If Evangelicals find themselves disinterested in Cruz’s Christian pitch, they may have good reasons. Last September at a gala event hosted by the organization In Defense of Christians (IDC), Ted Cruz took the stage not to extend his sympathies to international Christian leaders gathered to represent persecuted Christians abroad, but rather to bash them for not supporting Israel. He was subsequently booed off the stage.

This, as they say, isn’t even wrong. It is completely bizarre. This is the story that she links to:

At its core, Cruz’s problem was one of context.
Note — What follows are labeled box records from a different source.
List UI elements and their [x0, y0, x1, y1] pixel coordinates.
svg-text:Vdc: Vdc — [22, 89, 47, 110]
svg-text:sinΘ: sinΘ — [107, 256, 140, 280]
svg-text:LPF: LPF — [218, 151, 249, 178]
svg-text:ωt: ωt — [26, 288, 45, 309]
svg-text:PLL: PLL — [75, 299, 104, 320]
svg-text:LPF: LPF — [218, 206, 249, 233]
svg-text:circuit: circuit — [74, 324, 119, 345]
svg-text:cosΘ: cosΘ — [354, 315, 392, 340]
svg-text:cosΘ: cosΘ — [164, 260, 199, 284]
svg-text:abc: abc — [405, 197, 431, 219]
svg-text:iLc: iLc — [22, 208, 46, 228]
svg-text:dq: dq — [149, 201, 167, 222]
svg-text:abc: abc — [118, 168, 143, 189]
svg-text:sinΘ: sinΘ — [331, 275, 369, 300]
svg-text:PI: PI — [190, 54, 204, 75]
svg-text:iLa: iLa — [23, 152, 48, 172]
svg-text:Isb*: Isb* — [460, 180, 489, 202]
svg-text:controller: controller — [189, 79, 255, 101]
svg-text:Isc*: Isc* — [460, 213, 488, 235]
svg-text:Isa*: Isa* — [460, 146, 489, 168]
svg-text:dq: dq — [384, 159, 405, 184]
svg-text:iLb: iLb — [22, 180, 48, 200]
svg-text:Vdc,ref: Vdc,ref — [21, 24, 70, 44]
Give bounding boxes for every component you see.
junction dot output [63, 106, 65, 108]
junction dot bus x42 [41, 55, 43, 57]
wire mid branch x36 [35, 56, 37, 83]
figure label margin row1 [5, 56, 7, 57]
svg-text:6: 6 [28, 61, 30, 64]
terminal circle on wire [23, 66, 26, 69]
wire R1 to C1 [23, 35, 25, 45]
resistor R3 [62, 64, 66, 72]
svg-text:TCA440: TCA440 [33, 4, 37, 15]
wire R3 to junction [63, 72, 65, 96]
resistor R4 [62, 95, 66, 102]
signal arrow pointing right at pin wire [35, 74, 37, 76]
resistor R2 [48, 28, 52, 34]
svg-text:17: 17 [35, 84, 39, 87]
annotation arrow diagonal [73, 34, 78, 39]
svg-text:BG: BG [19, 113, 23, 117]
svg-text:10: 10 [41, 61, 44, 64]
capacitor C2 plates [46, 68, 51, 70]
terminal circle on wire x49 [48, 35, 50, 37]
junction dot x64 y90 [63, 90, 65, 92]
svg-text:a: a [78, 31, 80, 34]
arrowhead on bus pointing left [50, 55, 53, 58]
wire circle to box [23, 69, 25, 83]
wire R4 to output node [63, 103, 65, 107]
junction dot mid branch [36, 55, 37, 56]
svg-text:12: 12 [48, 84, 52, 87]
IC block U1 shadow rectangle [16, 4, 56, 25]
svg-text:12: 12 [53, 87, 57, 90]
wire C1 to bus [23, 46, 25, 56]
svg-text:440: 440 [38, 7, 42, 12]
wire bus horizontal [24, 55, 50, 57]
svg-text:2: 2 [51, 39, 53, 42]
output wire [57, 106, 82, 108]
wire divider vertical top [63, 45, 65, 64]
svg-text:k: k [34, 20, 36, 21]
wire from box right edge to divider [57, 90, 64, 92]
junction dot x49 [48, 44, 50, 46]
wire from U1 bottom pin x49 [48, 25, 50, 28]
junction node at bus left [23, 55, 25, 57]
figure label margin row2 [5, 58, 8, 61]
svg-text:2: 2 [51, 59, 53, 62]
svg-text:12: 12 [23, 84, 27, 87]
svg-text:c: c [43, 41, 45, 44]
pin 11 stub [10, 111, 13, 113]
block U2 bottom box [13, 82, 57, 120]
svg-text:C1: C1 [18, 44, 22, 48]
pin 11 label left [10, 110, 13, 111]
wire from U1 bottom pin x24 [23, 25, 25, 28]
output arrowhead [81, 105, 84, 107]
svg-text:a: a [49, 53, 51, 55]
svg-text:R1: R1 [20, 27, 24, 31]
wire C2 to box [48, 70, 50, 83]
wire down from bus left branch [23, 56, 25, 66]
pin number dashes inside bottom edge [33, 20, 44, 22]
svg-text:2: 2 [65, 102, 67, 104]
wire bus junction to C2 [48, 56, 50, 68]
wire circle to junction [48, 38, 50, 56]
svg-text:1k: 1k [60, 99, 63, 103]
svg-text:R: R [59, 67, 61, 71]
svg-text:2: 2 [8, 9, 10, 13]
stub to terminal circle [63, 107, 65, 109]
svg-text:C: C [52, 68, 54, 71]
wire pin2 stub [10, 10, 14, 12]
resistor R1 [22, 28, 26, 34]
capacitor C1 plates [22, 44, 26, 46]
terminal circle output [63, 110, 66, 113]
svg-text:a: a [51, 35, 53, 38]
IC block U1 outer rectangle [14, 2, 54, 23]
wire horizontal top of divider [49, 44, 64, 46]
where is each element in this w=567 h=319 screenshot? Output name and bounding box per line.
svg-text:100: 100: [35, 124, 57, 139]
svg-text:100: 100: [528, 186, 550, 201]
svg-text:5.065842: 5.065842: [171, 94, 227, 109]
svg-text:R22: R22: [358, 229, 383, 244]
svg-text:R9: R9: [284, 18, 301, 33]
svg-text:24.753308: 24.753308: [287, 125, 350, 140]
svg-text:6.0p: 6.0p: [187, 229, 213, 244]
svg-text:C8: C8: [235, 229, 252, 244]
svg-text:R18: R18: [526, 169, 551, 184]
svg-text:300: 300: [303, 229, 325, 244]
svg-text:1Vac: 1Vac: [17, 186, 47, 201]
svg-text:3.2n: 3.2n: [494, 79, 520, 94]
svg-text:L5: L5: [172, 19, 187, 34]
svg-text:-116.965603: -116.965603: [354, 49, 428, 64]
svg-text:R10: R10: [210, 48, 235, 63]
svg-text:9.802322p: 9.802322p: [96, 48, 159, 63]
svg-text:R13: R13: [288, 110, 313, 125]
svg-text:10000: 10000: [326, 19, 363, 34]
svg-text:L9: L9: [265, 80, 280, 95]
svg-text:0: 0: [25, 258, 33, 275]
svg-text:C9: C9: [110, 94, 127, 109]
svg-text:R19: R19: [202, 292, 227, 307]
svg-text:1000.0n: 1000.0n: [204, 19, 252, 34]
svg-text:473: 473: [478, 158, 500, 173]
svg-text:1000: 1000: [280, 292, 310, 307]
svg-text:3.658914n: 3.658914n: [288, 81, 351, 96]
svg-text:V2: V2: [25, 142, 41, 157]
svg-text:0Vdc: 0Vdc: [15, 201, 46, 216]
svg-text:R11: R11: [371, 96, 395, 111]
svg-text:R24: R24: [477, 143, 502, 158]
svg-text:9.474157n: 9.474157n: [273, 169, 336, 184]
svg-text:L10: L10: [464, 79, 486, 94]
First, he pinned his remarks to the conflict between Israel and Hamas when one of the group’s primary agenda points was actually the plight of Iraqi Christians. Second, Christians are far from a monolithic group, especially when it comes to views on policy on Israel and the Middle East. The American evangelicals Cruz typically addresses tend to be worlds apart historically, culturally, theologically, and politically from the Christian leaders in attendance (italics mine).


More amusing is the often-wrong-never-in-doubt Greg Sargent who claims Ted  Cruz can’t win Evangelicals because, wait for it, he opposed comprehensive immigration reform.

So here’s something worth watching: How will the GOP primary debate over immigration reform, in particular, play among these voters?

One basic fact about immigration reform that continues to get lost in the noise is that evangelical Christians support it. Religion writer Sarah Posner recently reported on polling showing that a majority of evangelicals want Congress to pass immigration reform and support a path to citizenship. Evangelical leaders played a major (if largely ignored) role in the failed push for reform last year.

Not being of the left, I believe voters are individuals, not part of some monolithic collective that requires people of a certain age, sex, race, class, religion, etc. to all behave the same way. But the opinion that Cruz will not win large numbers of Evangelicals in the primary, and if he wins the nomination, see record numbers of Evangelicals turn out for him is sadly mistaken. In fact, of the field of GOP contenders, Ted Cruz is probably the only one with a real base among Evangelical Christians — no, I don’t think Mike Huckabee is going to give up his lucrative anti-diabetes product gig to run. The fact that the left is going to such self-beclowning extremes to convince themselves that Ted Cruz can’t win with Evangelicals is a good sign that they know he will.